Once up higher, they took another look around. “It really does look like someone’s moved cars to clear paths around here. None of the streets are blocked off, everything’s accessible. All the buildings too.” It wasn’t like everything had been cleaned or maintained. The roads themselves were just as bad as in the Core, maybe even worse; the pavement was broken, shattered by age and the elements, and that was where it was visible at all.

This far out from the city the effects of time were becoming even more obvious. More dirt had blown in and settled over the streets, the roofs, every available surface. Grass was growing in patches everywhere, and even some larger plants. They’d found several saplings as they crossed the roofs on their way to this vantage point.

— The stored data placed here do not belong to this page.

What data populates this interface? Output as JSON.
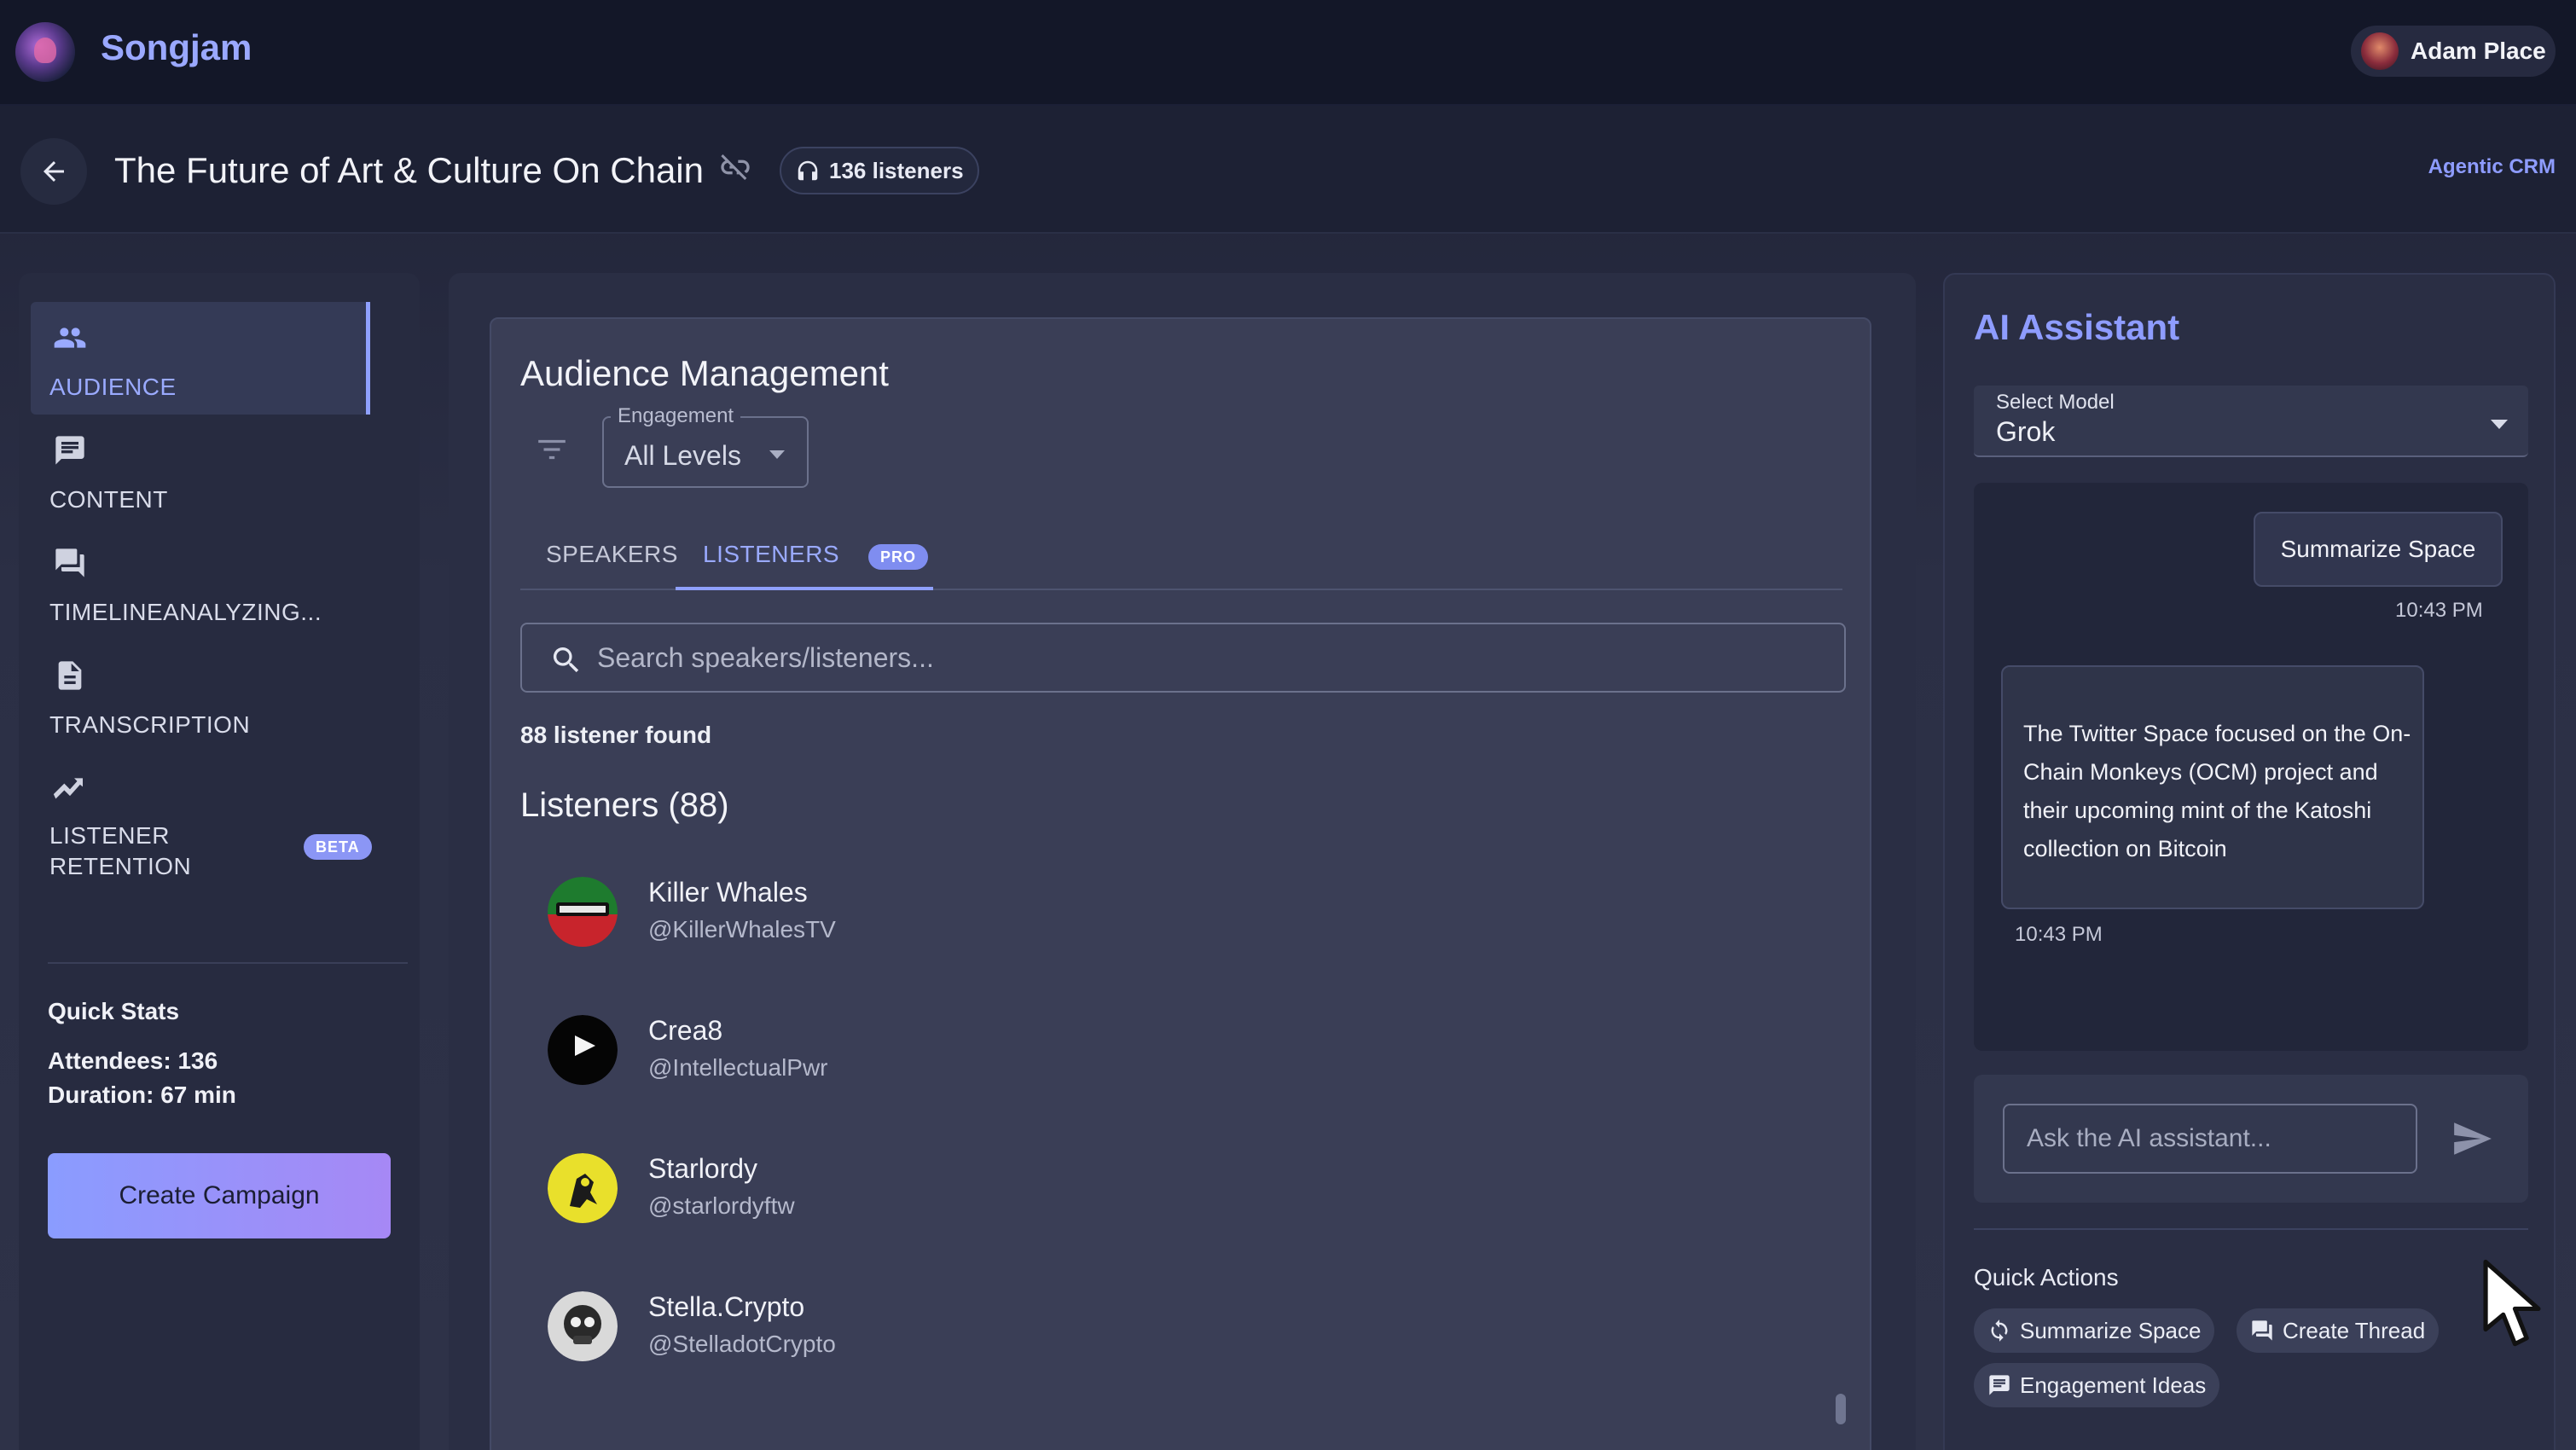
{
  "app": {
    "name": "Songjam"
  },
  "user": {
    "name": "Adam Place"
  },
  "header": {
    "title": "The Future of Art & Culture On Chain",
    "listeners_chip": "136 listeners",
    "agentic_link": "Agentic CRM"
  },
  "sidebar": {
    "items": [
      {
        "label": "AUDIENCE",
        "icon": "people-icon",
        "active": true
      },
      {
        "label": "CONTENT",
        "icon": "chat-bubble-icon"
      },
      {
        "label": "TIMELINEANALYZING...",
        "icon": "forum-icon"
      },
      {
        "label": "TRANSCRIPTION",
        "icon": "document-icon"
      },
      {
        "label_line1": "LISTENER",
        "label_line2": "RETENTION",
        "icon": "trending-icon",
        "badge": "BETA"
      }
    ],
    "quick_stats": {
      "title": "Quick Stats",
      "attendees": "Attendees: 136",
      "duration": "Duration: 67 min"
    },
    "create_campaign": "Create Campaign"
  },
  "audience": {
    "title": "Audience Management",
    "filter": {
      "label": "Engagement",
      "value": "All Levels"
    },
    "tabs": [
      {
        "label": "SPEAKERS"
      },
      {
        "label": "LISTENERS",
        "badge": "PRO",
        "active": true
      }
    ],
    "search_placeholder": "Search speakers/listeners...",
    "found_text": "88 listener found",
    "list_heading": "Listeners (88)",
    "listeners": [
      {
        "name": "Killer Whales",
        "handle": "@KillerWhalesTV"
      },
      {
        "name": "Crea8",
        "handle": "@IntellectualPwr"
      },
      {
        "name": "Starlordy",
        "handle": "@starlordyftw"
      },
      {
        "name": "Stella.Crypto",
        "handle": "@StelladotCrypto"
      }
    ]
  },
  "ai_assistant": {
    "title": "AI Assistant",
    "model_label": "Select Model",
    "model_value": "Grok",
    "messages": [
      {
        "role": "user",
        "text": "Summarize Space",
        "time": "10:43 PM"
      },
      {
        "role": "assistant",
        "text": "The Twitter Space focused on the On-Chain Monkeys (OCM) project and their upcoming mint of the Katoshi collection on Bitcoin",
        "time": "10:43 PM"
      }
    ],
    "input_placeholder": "Ask the AI assistant...",
    "quick_actions_title": "Quick Actions",
    "quick_actions": [
      {
        "label": "Summarize Space",
        "icon": "refresh-icon"
      },
      {
        "label": "Create Thread",
        "icon": "thread-icon"
      },
      {
        "label": "Engagement Ideas",
        "icon": "comment-icon"
      }
    ]
  },
  "colors": {
    "accent": "#8e9cff",
    "background": "#262a3f",
    "topbar": "#131728"
  }
}
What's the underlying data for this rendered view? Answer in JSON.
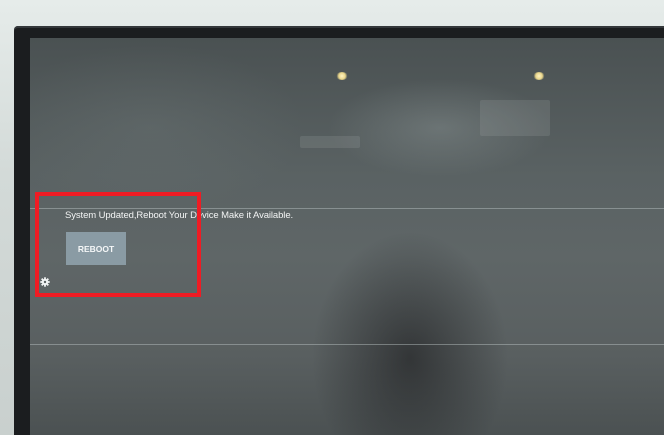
{
  "osd": {
    "message": "System Updated,Reboot Your Device Make it Available.",
    "reboot_label": "REBOOT",
    "settings_icon": "gear-icon"
  },
  "annotation": {
    "color": "#ef1c24"
  }
}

They’d seen it before on the highway, but the pattern of it here reinforced the uncomfortable feeling Ben got. “The roads look like they’re still being used. Not much, but enough to keep as many plants from growing, at least down the center.”

“You think someone lives out here?” Claire sounded more tired than surprised at the thought.

“I don’t know what else to think. But they’ve never shown anything like that on the broadcasts, have they?”

“No, they’ve always told us we’re the only survivors anywhere near here.” Which meant that if Ben was right, the leaders of the Core were either ignorant or liars, and of more immediate import, that they might have more to be cautious of than the dead out here.